O objetivo é garantir transparência e consistência nas demonstrações contábeis das Entidades envolvidas em metas de descarbonização ou negociação desses ativos.

Este é um passo importante para alinhar o tratamento contábil no mercado brasileiro à essência econômica dos eventos, respeitando o arcabouço normativo nacional e internacional.

A norma não trata de aspectos jurídicos ou tributários, priorizando a essência econômica dos eventos e se baseia no arcabouço contábil brasileiro e internacional, sendo um marco inicial para entidades atuantes no mercado de descarbonização.

O CFC destacou que, diante de possíveis avanços regulatórios sobre o tema – inclusive eventuais pronunciamentos do IASB – o conteúdo do Comunicado poderá ser revisado para refletir as novas diretrizes.

A norma define critérios contábeis para eventos ligados à participação de Entidades em mercados de créditos de carbono, permissões de emissão e CBIOs. Abrange originação, negociação, aposentadoria e possíveis passivos. Seus requisitos também podem servir de referência para outros créditos ambientais com substância econômica similar.

2. Aspectos contábeis

Reconhecimento inicial

Os Créditos de Carbono (tCO₂e) são reconhecidos como ativos não financeiros quando resultam de projetos certificados que reduzem ou removem gases de efeito estufa (GEE), desde que controlados pela Entidade e capazes de gerar benefícios econômicos. Esses ativos são incorpóreos, negociáveis e não atendem aos critérios para classificação como ativos financeiros.

Apresentação

A forma de apresentação depende do modelo de negócio da Entidade. Originadores e Intermediários que visam comercialização devem apresentar os créditos de carbono como estoque, em rubrica segregada. Já os Usuários Finais, que aposentam os créditos para compensar emissões, devem reconhecê-los como Ativos Intangíveis, também em rubrica específica.

Mensuração Inicial e Subsequente

Originadores e intermediários: mensuram inicialmente pelo custo e, subsequentemente, pelo menor entre custo e valor realizável líquido.

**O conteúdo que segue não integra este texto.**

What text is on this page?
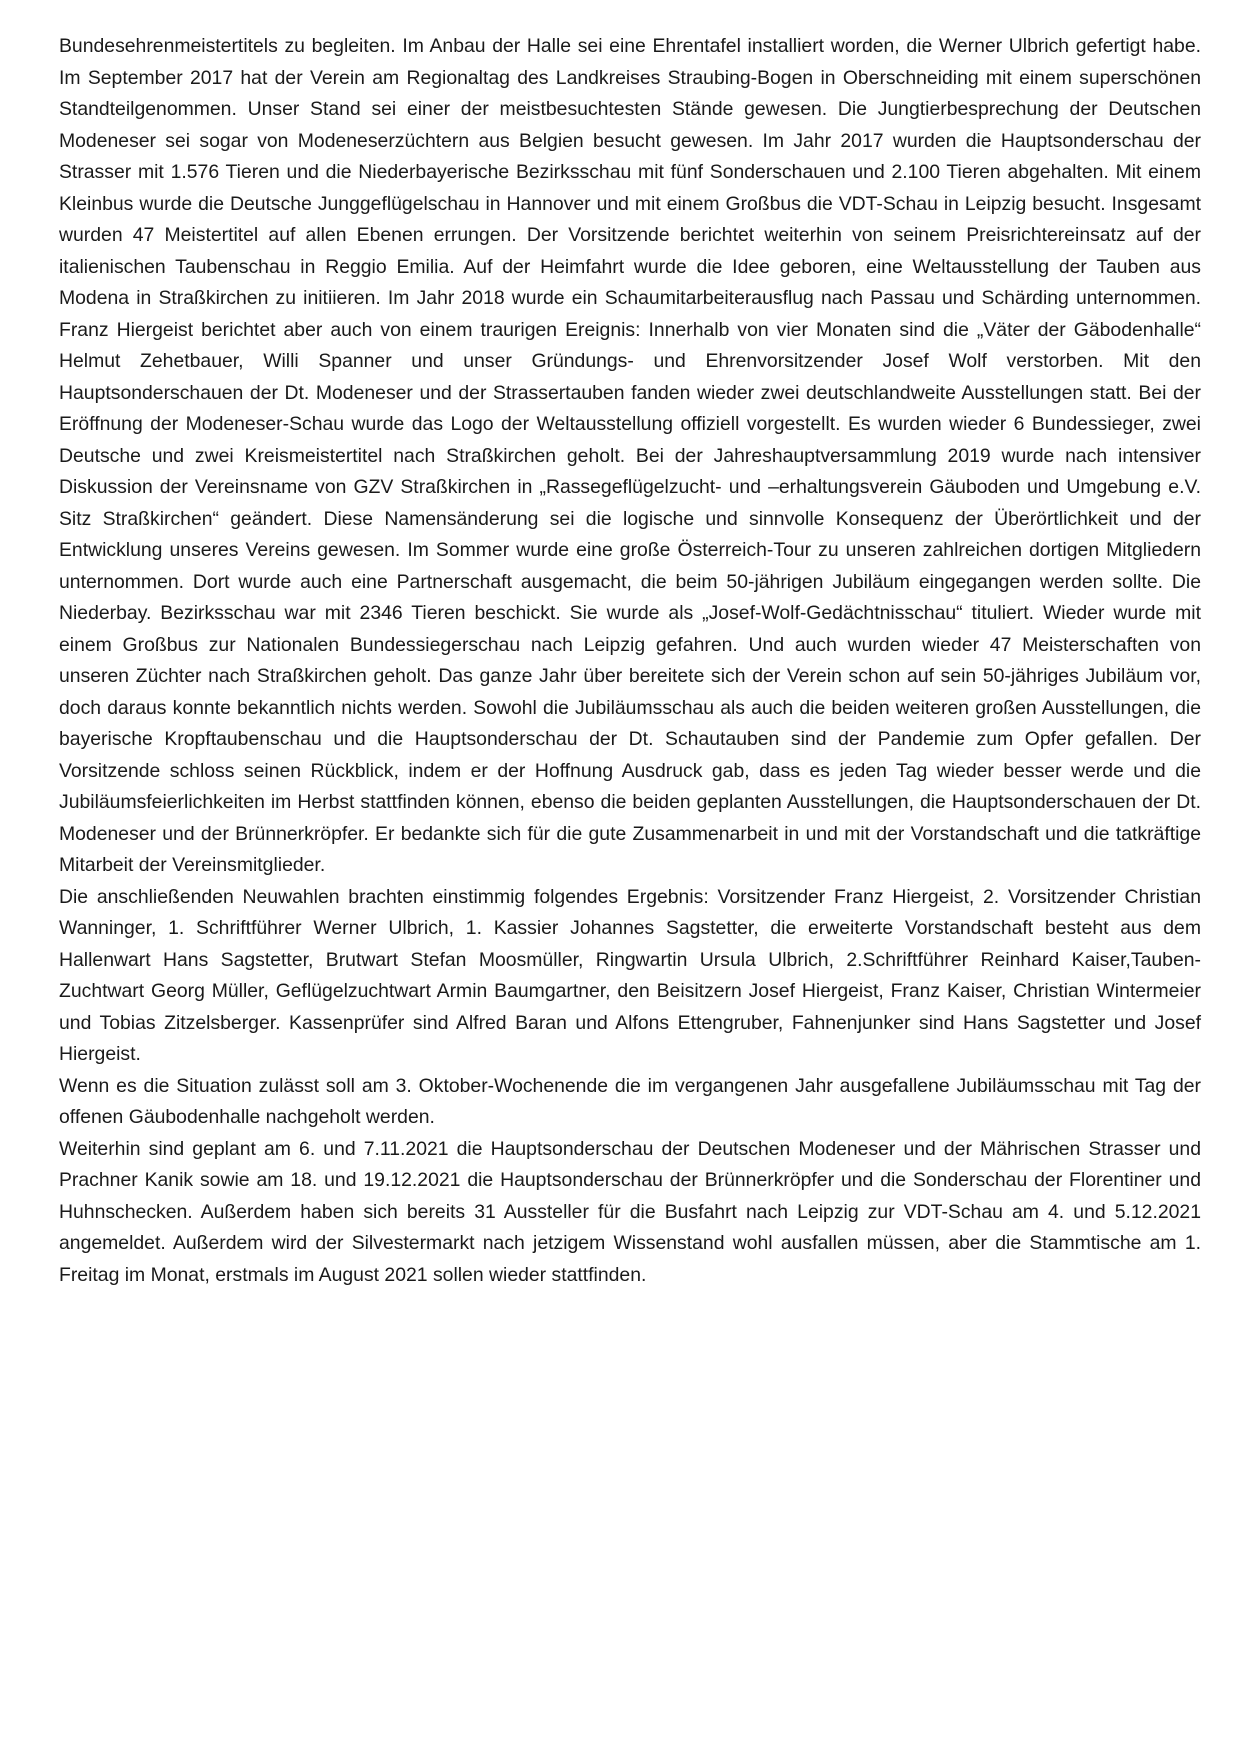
Bundesehrenmeistertitels zu begleiten. Im Anbau der Halle sei eine Ehrentafel installiert worden, die Werner Ulbrich gefertigt habe. Im September 2017 hat der Verein am Regionaltag des Landkreises Straubing-Bogen in Oberschneiding mit einem superschönen Standteilgenommen. Unser Stand sei einer der meistbesuchtesten Stände gewesen. Die Jungtierbesprechung der Deutschen Modeneser sei sogar von Modeneserzüchtern aus Belgien besucht gewesen. Im Jahr 2017 wurden die Hauptsonderschau der Strasser mit 1.576 Tieren und die Niederbayerische Bezirksschau mit fünf Sonderschauen und 2.100 Tieren abgehalten. Mit einem Kleinbus wurde die Deutsche Junggeflügelschau in Hannover und mit einem Großbus die VDT-Schau in Leipzig besucht. Insgesamt wurden 47 Meistertitel auf allen Ebenen errungen. Der Vorsitzende berichtet weiterhin von seinem Preisrichtereinsatz auf der italienischen Taubenschau in Reggio Emilia. Auf der Heimfahrt wurde die Idee geboren, eine Weltausstellung der Tauben aus Modena in Straßkirchen zu initiieren. Im Jahr 2018 wurde ein Schaumitarbeiterausflug nach Passau und Schärding unternommen. Franz Hiergeist berichtet aber auch von einem traurigen Ereignis: Innerhalb von vier Monaten sind die „Väter der Gäbodenhalle“ Helmut Zehetbauer, Willi Spanner und unser Gründungs- und Ehrenvorsitzender Josef Wolf verstorben. Mit den Hauptsonderschauen der Dt. Modeneser und der Strassertauben fanden wieder zwei deutschlandweite Ausstellungen statt. Bei der Eröffnung der Modeneser-Schau wurde das Logo der Weltausstellung offiziell vorgestellt. Es wurden wieder 6 Bundessieger, zwei Deutsche und zwei Kreismeistertitel nach Straßkirchen geholt. Bei der Jahreshauptversammlung 2019 wurde nach intensiver Diskussion der Vereinsname von GZV Straßkirchen in „Rassegeflügelzucht- und –erhaltungsverein Gäuboden und Umgebung e.V. Sitz Straßkirchen“ geändert. Diese Namensänderung sei die logische und sinnvolle Konsequenz der Überörtlichkeit und der Entwicklung unseres Vereins gewesen. Im Sommer wurde eine große Österreich-Tour zu unseren zahlreichen dortigen Mitgliedern unternommen. Dort wurde auch eine Partnerschaft ausgemacht, die beim 50-jährigen Jubiläum eingegangen werden sollte. Die Niederbay. Bezirksschau war mit 2346 Tieren beschickt. Sie wurde als „Josef-Wolf-Gedächtnisschau“ tituliert. Wieder wurde mit einem Großbus zur Nationalen Bundessiegerschau nach Leipzig gefahren. Und auch wurden wieder 47 Meisterschaften von unseren Züchter nach Straßkirchen geholt. Das ganze Jahr über bereitete sich der Verein schon auf sein 50-jähriges Jubiläum vor, doch daraus konnte bekanntlich nichts werden. Sowohl die Jubiläumsschau als auch die beiden weiteren großen Ausstellungen, die bayerische Kropftaubenschau und die Hauptsonderschau der Dt. Schautauben sind der Pandemie zum Opfer gefallen. Der Vorsitzende schloss seinen Rückblick, indem er der Hoffnung Ausdruck gab, dass es jeden Tag wieder besser werde und die Jubiläumsfeierlichkeiten im Herbst stattfinden können, ebenso die beiden geplanten Ausstellungen, die Hauptsonderschauen der Dt. Modeneser und der Brünnerkröpfer. Er bedankte sich für die gute Zusammenarbeit in und mit der Vorstandschaft und die tatkräftige Mitarbeit der Vereinsmitglieder.

Die anschließenden Neuwahlen brachten einstimmig folgendes Ergebnis: Vorsitzender Franz Hiergeist, 2. Vorsitzender Christian Wanninger, 1. Schriftführer Werner Ulbrich, 1. Kassier Johannes Sagstetter, die erweiterte Vorstandschaft besteht aus dem Hallenwart Hans Sagstetter, Brutwart Stefan Moosmüller, Ringwartin Ursula Ulbrich, 2.Schriftführer Reinhard Kaiser,Tauben-Zuchtwart Georg Müller, Geflügelzuchtwart Armin Baumgartner, den Beisitzern Josef Hiergeist, Franz Kaiser, Christian Wintermeier und Tobias Zitzelsberger. Kassenprüfer sind Alfred Baran und Alfons Ettengruber, Fahnenjunker sind Hans Sagstetter und Josef Hiergeist.

Wenn es die Situation zulässt soll am 3. Oktober-Wochenende die im vergangenen Jahr ausgefallene Jubiläumsschau mit Tag der offenen Gäubodenhalle nachgeholt werden.

Weiterhin sind geplant am 6. und 7.11.2021 die Hauptsonderschau der Deutschen Modeneser und der Mährischen Strasser und Prachner Kanik sowie am 18. und 19.12.2021 die Hauptsonderschau der Brünnerkröpfer und die Sonderschau der Florentiner und Huhnschecken. Außerdem haben sich bereits 31 Aussteller für die Busfahrt nach Leipzig zur VDT-Schau am 4. und 5.12.2021 angemeldet. Außerdem wird der Silvestermarkt nach jetzigem Wissenstand wohl ausfallen müssen, aber die Stammtische am 1. Freitag im Monat, erstmals im August 2021 sollen wieder stattfinden.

Broker-traders podem optar por valor justo deduzido dos custos de venda.

Usuários finais: mensuram inicialmente pelo custo de aquisição ou geração, seguindo os critérios da NBC TG 04 para ativos intangíveis.

Divulgação

As Entidades devem divulgar claramente o modelo de negócio adotado, as políticas contábeis aplicáveis, julgamentos e estimativas relevantes.

As notas explicativas devem detalhar o processo de reconhecimento e mensuração dos créditos, garantindo transparência e compreensão por parte dos usuários das demonstrações financeiras.

A CTG 10 entrou em vigor em 1º de janeiro de 2025, sendo aplicável aos exercícios sociais iniciados em, ou após, essa data.

Recomenda-se que as entidades impactadas revisem seus procedimentos contábeis e operacionais com antecedência, a fim de assegurar conformidade com as diretrizes aqui estabelecidas.

A adoção tempestiva das práticas descritas contribuirá para maior transparência, consistência e alinhamento com os princípios normativos vigentes, fortalecendo o compromisso do setor com a sustentabilidade e a responsabilidade corporativa.